Paracrine regulation of pancreatic cancer cell response to chemotherapy by GLI2-Collagen I signaling

Despite the well described role of non-cellular components of the tumor microenvironment (TME) in regulating tumor growth, the molecular events dictating expression and biological functions of key components of the TME remain elusive. Here, using pancreatic cancer (PC) models, we describe a novel mechanism through which the zinc finger transcription factor GLI2 in cancer associated fibroblasts (CAFs) induces expression of COL1A1, which is a major component of Collagen I and the most abundant collagen variant in the tumor milieu. Bulk and single nuclei RNA-seq showed that GLI2 expression in CAF strongly correlates with COL1A1 levels, fibrosis, and CAF activation. ChIP-qPCR and expression studies of the PC matrisome identified COL1A1 as the direct target of GLI2 in CAFs. We also provide evidence that GLI2 is an effector that mediates COL1A1 induction by transforming growth factor β1 (TGFβ1).

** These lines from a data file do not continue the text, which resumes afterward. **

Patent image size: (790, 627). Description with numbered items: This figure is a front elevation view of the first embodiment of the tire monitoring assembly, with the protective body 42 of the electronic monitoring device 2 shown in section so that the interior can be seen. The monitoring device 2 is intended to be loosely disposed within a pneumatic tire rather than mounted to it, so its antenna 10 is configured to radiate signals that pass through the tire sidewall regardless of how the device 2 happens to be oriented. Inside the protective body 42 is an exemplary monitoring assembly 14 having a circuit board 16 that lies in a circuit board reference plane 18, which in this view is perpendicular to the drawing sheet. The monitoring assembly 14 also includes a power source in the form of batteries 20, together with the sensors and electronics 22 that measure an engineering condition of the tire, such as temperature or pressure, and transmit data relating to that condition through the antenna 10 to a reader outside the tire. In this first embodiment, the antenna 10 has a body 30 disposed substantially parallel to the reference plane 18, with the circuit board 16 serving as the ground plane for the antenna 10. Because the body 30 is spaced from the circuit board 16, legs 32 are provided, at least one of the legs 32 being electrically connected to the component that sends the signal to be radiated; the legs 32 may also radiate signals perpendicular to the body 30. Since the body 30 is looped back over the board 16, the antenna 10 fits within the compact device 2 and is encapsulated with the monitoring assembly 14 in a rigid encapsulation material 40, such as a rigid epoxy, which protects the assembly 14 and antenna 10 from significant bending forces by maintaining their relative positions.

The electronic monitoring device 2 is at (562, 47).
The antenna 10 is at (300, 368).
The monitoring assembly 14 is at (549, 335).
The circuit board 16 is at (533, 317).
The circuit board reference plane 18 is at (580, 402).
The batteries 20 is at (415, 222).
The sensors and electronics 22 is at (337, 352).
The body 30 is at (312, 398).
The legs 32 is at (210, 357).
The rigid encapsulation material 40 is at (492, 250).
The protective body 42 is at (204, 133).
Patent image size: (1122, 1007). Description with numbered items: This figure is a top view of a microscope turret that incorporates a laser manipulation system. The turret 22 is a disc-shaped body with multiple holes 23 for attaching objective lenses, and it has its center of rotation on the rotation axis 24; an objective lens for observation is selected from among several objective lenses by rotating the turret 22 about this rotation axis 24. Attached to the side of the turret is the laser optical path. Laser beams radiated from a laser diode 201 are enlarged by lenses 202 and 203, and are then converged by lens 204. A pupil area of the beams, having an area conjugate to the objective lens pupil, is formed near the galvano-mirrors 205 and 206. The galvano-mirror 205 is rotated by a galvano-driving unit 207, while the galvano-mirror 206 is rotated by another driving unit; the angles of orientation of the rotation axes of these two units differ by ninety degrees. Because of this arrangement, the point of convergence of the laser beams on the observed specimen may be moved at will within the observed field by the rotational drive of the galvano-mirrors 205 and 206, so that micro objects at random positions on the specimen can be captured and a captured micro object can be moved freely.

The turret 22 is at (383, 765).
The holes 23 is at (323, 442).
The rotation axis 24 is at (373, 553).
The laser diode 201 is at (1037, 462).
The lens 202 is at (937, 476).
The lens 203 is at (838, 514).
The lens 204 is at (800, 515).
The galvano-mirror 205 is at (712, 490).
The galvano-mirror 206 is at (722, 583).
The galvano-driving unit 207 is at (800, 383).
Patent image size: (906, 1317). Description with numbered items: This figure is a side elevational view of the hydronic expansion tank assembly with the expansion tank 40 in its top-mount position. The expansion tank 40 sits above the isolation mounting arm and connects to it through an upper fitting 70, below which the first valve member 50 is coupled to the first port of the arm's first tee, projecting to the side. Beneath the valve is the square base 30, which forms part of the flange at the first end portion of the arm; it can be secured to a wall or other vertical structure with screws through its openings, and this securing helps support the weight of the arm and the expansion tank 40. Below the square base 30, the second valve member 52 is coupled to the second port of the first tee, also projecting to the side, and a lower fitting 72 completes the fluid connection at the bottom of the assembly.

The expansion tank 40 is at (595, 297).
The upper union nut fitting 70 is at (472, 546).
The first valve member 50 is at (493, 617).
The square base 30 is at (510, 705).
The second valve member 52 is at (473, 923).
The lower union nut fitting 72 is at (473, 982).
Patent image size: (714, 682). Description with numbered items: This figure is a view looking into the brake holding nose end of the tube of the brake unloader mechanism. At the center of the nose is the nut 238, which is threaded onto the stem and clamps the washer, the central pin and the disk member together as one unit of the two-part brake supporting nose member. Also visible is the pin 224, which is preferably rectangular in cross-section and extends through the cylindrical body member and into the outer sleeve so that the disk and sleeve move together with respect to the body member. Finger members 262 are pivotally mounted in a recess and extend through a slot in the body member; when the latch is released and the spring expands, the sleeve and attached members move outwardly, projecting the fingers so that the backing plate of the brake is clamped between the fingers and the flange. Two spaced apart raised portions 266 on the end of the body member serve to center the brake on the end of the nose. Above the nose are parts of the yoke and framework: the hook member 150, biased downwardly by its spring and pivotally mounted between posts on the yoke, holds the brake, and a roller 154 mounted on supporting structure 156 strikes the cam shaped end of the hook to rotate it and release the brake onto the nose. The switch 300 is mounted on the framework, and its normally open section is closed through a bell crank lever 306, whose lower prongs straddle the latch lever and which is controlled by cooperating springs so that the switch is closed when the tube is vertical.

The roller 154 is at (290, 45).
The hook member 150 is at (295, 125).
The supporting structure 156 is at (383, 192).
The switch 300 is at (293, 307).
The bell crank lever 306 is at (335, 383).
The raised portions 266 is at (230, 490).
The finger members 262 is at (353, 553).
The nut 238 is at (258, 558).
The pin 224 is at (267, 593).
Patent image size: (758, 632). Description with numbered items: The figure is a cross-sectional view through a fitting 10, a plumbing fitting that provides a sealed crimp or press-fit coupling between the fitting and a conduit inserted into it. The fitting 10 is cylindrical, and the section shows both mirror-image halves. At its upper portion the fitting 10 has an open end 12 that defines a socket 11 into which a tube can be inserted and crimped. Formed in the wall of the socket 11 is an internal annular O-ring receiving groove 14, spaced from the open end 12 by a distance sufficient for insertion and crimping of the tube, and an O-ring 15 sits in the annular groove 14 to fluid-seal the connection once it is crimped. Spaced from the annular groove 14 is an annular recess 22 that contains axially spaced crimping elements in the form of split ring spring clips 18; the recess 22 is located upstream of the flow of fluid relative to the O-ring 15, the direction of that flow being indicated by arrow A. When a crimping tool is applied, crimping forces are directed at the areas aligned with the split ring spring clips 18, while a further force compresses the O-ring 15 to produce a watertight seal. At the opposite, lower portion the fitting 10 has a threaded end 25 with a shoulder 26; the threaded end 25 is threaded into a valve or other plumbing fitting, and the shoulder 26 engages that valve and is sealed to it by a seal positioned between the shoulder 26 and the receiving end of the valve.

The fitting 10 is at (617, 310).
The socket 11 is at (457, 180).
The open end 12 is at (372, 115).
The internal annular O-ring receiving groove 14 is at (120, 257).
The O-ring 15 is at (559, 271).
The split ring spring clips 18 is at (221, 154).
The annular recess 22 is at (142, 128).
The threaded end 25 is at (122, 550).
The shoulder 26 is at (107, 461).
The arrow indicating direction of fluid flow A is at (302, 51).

RNA-seq analysis of PC cells treated with Collagen I revealed enrichment of chemotherapeutic gene expression profiles, which includes irinotecan resistance signature. Viability studies confirmed that Collagen I promotes irinotecan resistance in PC cells. Altogether, our results uncover a novel role for the TGFβ1-GLI2 axis within CAFs to modulate Collagen I expression and promote chemoresistance in PC cells. Our findings increase our understanding of the complex molecular network operating in the TME. We performed RNA-seq analysis in human cell line, PANC-1, derived from a primary tumor of pancreatic ductal adenocarcinma . PANC-1 cells were starved incubating the cells overnight with DMEM 1% FBS. Next, cells were treated for 0, 3, and 24 hours in DMEM media supplemented with 10% FBS and with or without 10 ug/mL of collagen I. Each condition has three replicates.